It’s not an error when the BIOS says nothing about NUMA node of I/O devices.
Many of your replies (quoted below) imply that you think that all I/O
devices have a “home node.” That’s not true in the vast majority of
machines, even those that exhibit a large NUMA ratio. You’re using
processor metrics and assuming that they apply to I/O.
Furthermore, since I/O can’t do interlocked updates to memory (like spinlock
acquisition, etc.) the effects of being far from the node with your common
buffer are smaller.
Other than the common buffer (the one that holds your worklist of things
that the device should do) you won’t be able to control which nodes the
other buffers are in.
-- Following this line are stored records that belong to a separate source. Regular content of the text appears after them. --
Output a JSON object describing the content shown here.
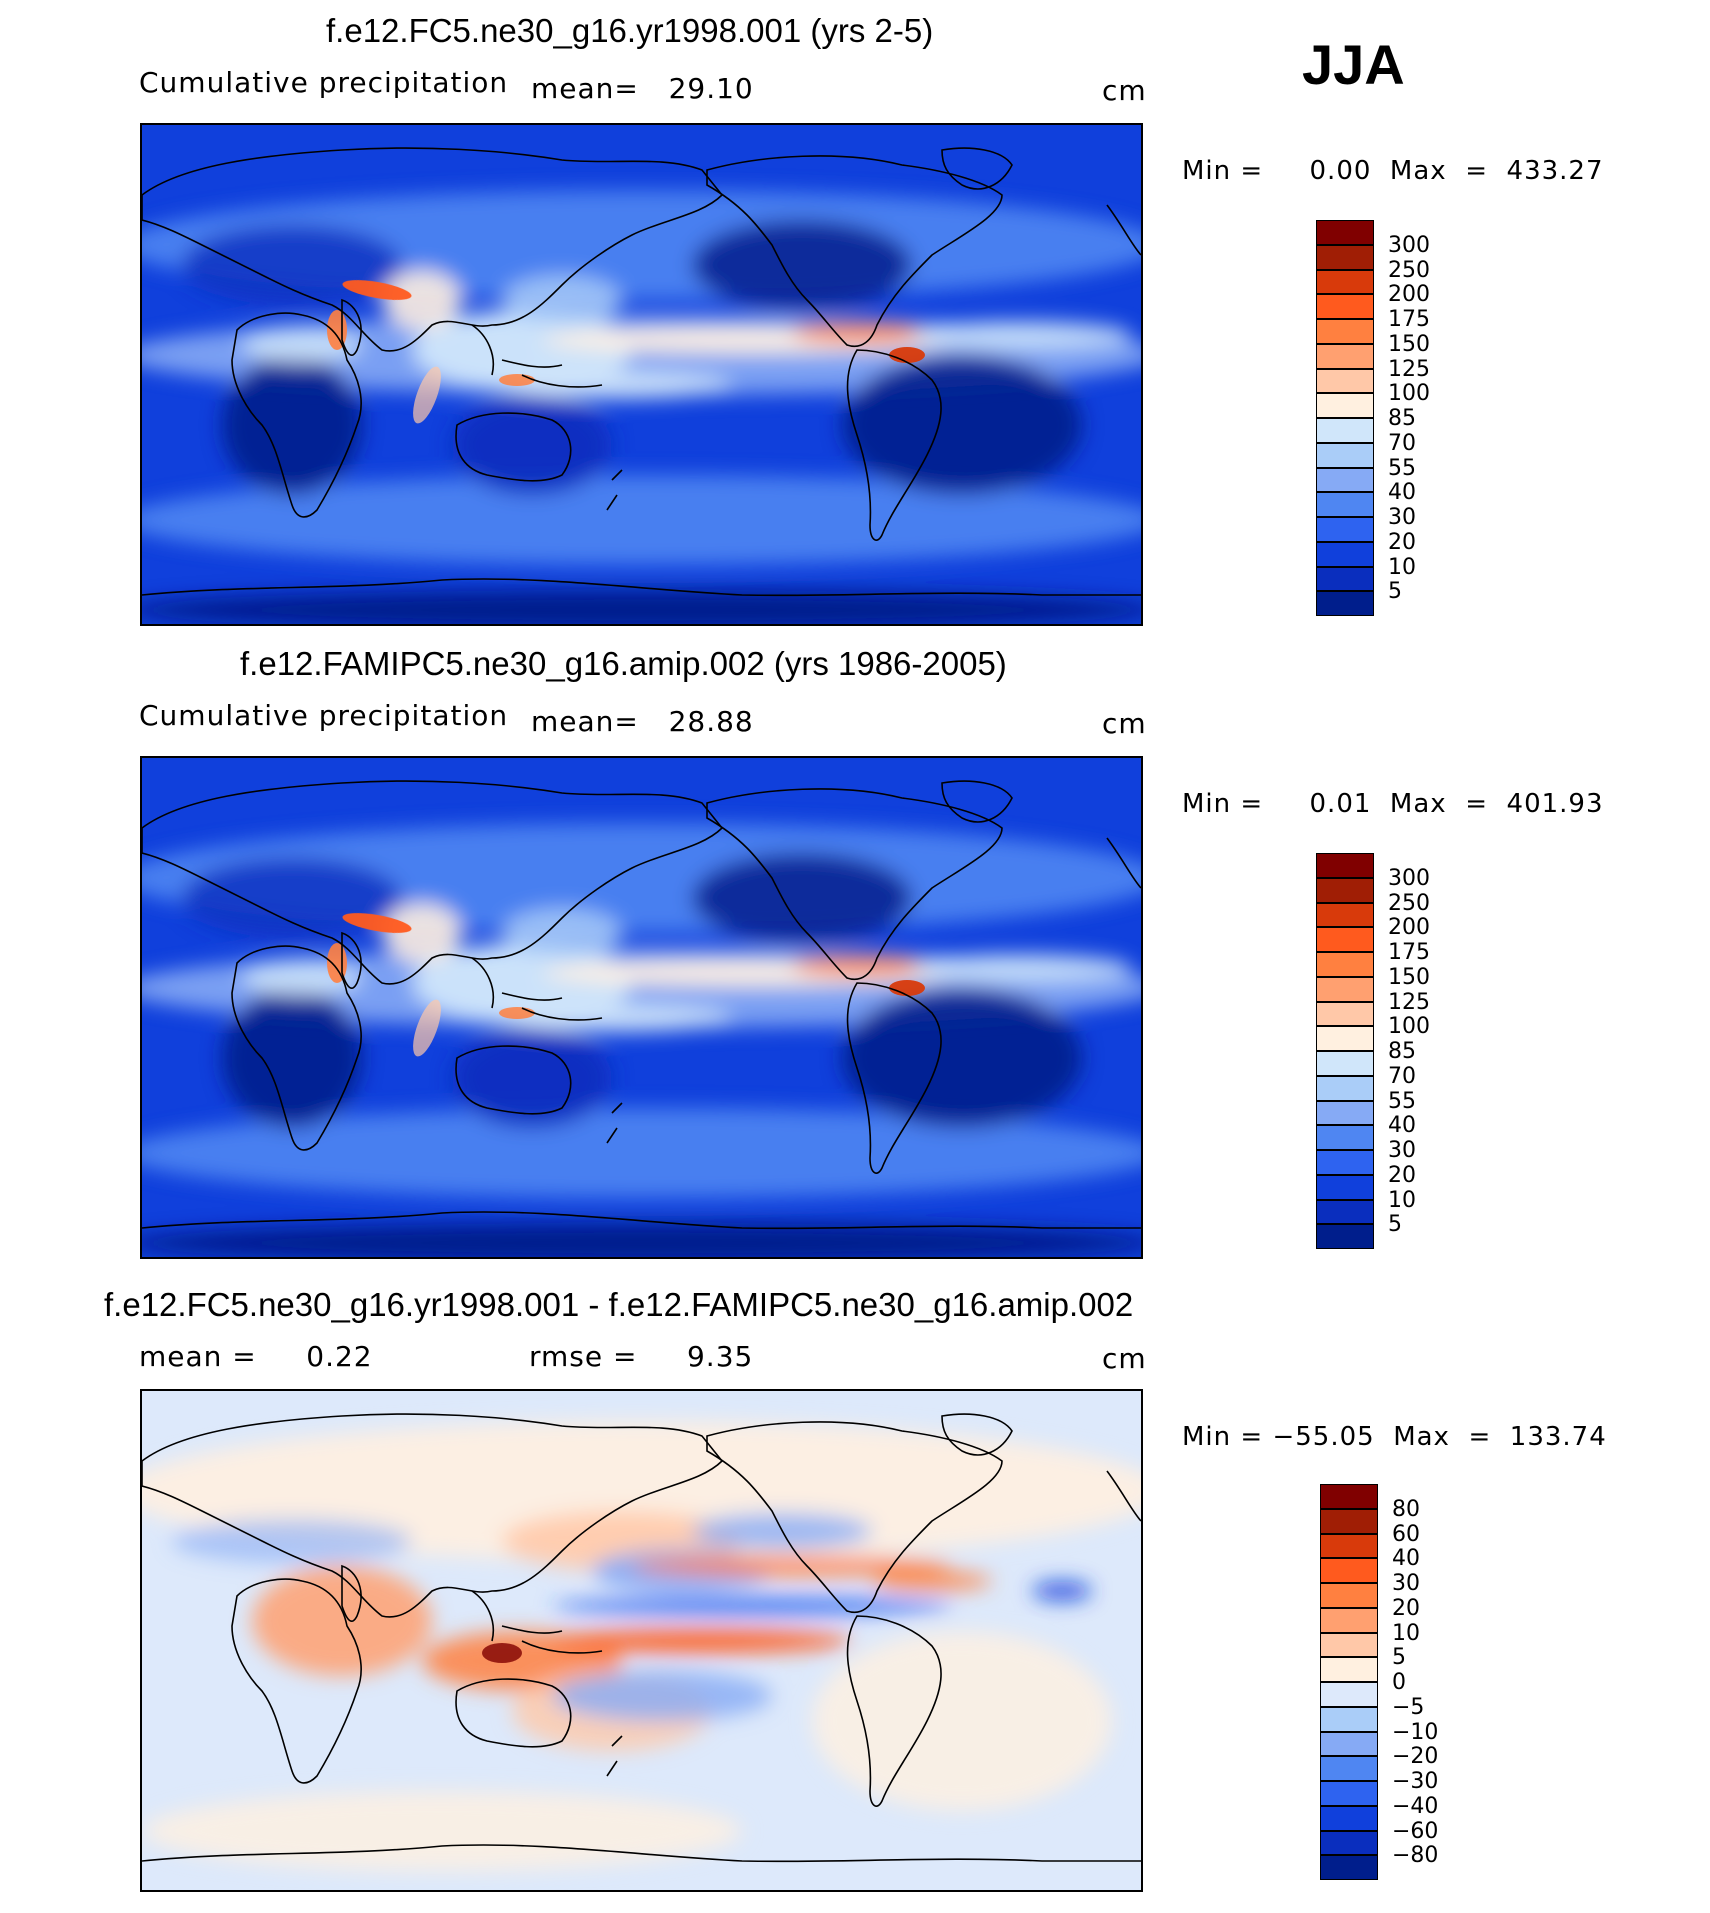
{
  "season": "JJA",
  "panels": [
    {
      "title": "f.e12.FC5.ne30_g16.yr1998.001 (yrs 2-5)",
      "left_label": "Cumulative precipitation",
      "stat1": "mean=   29.10",
      "stat2": "",
      "units": "cm",
      "minmax": "Min =     0.00  Max  =  433.27",
      "colorbar": {
        "labels": [
          "300",
          "250",
          "200",
          "175",
          "150",
          "125",
          "100",
          "85",
          "70",
          "55",
          "40",
          "30",
          "20",
          "10",
          "5"
        ],
        "colors": [
          "#800000",
          "#a01e05",
          "#d83a0b",
          "#ff5a1e",
          "#ff8040",
          "#ffa070",
          "#ffc8a8",
          "#fff0e0",
          "#d0e6fa",
          "#aacdf8",
          "#86aaf5",
          "#4f86f2",
          "#2e63f0",
          "#1040dc",
          "#0a2ebe",
          "#001e8c"
        ]
      },
      "map_kind": "precip"
    },
    {
      "title": "f.e12.FAMIPC5.ne30_g16.amip.002 (yrs 1986-2005)",
      "left_label": "Cumulative precipitation",
      "stat1": "mean=   28.88",
      "stat2": "",
      "units": "cm",
      "minmax": "Min =     0.01  Max  =  401.93",
      "colorbar": {
        "labels": [
          "300",
          "250",
          "200",
          "175",
          "150",
          "125",
          "100",
          "85",
          "70",
          "55",
          "40",
          "30",
          "20",
          "10",
          "5"
        ],
        "colors": [
          "#800000",
          "#a01e05",
          "#d83a0b",
          "#ff5a1e",
          "#ff8040",
          "#ffa070",
          "#ffc8a8",
          "#fff0e0",
          "#d0e6fa",
          "#aacdf8",
          "#86aaf5",
          "#4f86f2",
          "#2e63f0",
          "#1040dc",
          "#0a2ebe",
          "#001e8c"
        ]
      },
      "map_kind": "precip"
    },
    {
      "title": "f.e12.FC5.ne30_g16.yr1998.001 - f.e12.FAMIPC5.ne30_g16.amip.002",
      "left_label": "mean =     0.22",
      "stat1": "",
      "stat2": "rmse =     9.35",
      "units": "cm",
      "minmax": "Min = −55.05  Max  =  133.74",
      "colorbar": {
        "labels": [
          "80",
          "60",
          "40",
          "30",
          "20",
          "10",
          "5",
          "0",
          "−5",
          "−10",
          "−20",
          "−30",
          "−40",
          "−60",
          "−80"
        ],
        "colors": [
          "#800000",
          "#a01e05",
          "#d83a0b",
          "#ff5a1e",
          "#ff8040",
          "#ffa070",
          "#ffc8a8",
          "#fff0e0",
          "#dde9fb",
          "#aacdf8",
          "#86aaf5",
          "#4f86f2",
          "#2e63f0",
          "#1040dc",
          "#0a2ebe",
          "#001e8c"
        ]
      },
      "map_kind": "diff"
    }
  ],
  "chart_data": [
    {
      "type": "heatmap",
      "title": "f.e12.FC5.ne30_g16.yr1998.001 (yrs 2-5)",
      "subtitle": "Cumulative precipitation",
      "units": "cm",
      "mean": 29.1,
      "min": 0.0,
      "max": 433.27,
      "levels": [
        5,
        10,
        20,
        30,
        40,
        55,
        70,
        85,
        100,
        125,
        150,
        175,
        200,
        250,
        300
      ],
      "season": "JJA"
    },
    {
      "type": "heatmap",
      "title": "f.e12.FAMIPC5.ne30_g16.amip.002 (yrs 1986-2005)",
      "subtitle": "Cumulative precipitation",
      "units": "cm",
      "mean": 28.88,
      "min": 0.01,
      "max": 401.93,
      "levels": [
        5,
        10,
        20,
        30,
        40,
        55,
        70,
        85,
        100,
        125,
        150,
        175,
        200,
        250,
        300
      ],
      "season": "JJA"
    },
    {
      "type": "heatmap",
      "title": "f.e12.FC5.ne30_g16.yr1998.001 - f.e12.FAMIPC5.ne30_g16.amip.002",
      "units": "cm",
      "mean": 0.22,
      "rmse": 9.35,
      "min": -55.05,
      "max": 133.74,
      "levels": [
        -80,
        -60,
        -40,
        -30,
        -20,
        -10,
        -5,
        0,
        5,
        10,
        20,
        30,
        40,
        60,
        80
      ],
      "season": "JJA"
    }
  ]
}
They are where the app is, for the most part. And
your device needs to be able to do I/O on their behalf. That’s what RSS and
NUMA I/O help with.
Jake Oshins
Hyper-V I/O Architect
Windows Kernel Group
This post implies no warranties and confers no rights.
“QuasiCodo” wrote in message news:xxxxx@ntdev…
Jake:
The OS only knows what the BIOS tells it, at least with respect to this.
Ah, this is what I suspected. So the BIOS is probably not enumerating
the cards correctly with respect to NUMA and so the OS doesn’t know what
the assignment is. Thus we get the “unknown” status.
But, really, are you sure it matters? In almost all machines, I/O is
equally close to every CPU/memory node.
CoreInfo for this system shows the following access matrix:
Approximate Cross-NUMA Node Access Cost (relative to fastest):
00 01 02 03
00: 1.4 1.6 1.6 1.7
01: 1.6 1.3 1.6 1.3
02: 1.6 1.6 1.3 1.0
03: 1.6 1.7 1.6 1.0
And even when it’s not, the most
important thing you can do with respect to NUMA for I/O is to complete
the interrupt back to the processor which initiated the I/O. (This is
facilitated through RSS in NDIS and “NUMA I/O” in storport.)
Thanks for the info. We are currently developing directed completion
thread to handle this.
Any other affinitization of stuff for a device is truly secondary. I
suppose you could try to allocate your common buffer “close” to the
device, but I’d be surprised if even that makes much difference.
Yes, in general, performance suffers somewhat when IO requests from
other NUMA nodes come in and then we access memory buffers which have
been allocated on the “local” node.
Case in point, there is another NUMA system we have been working on
which has 128 processors distributed to 2 groups of 64 processors with 8
NUMA nodes. In that system, cross NUMA memory access penalties can be
as high as 4.2 (the CoreInfo rating).
Thanks for the info,
((&->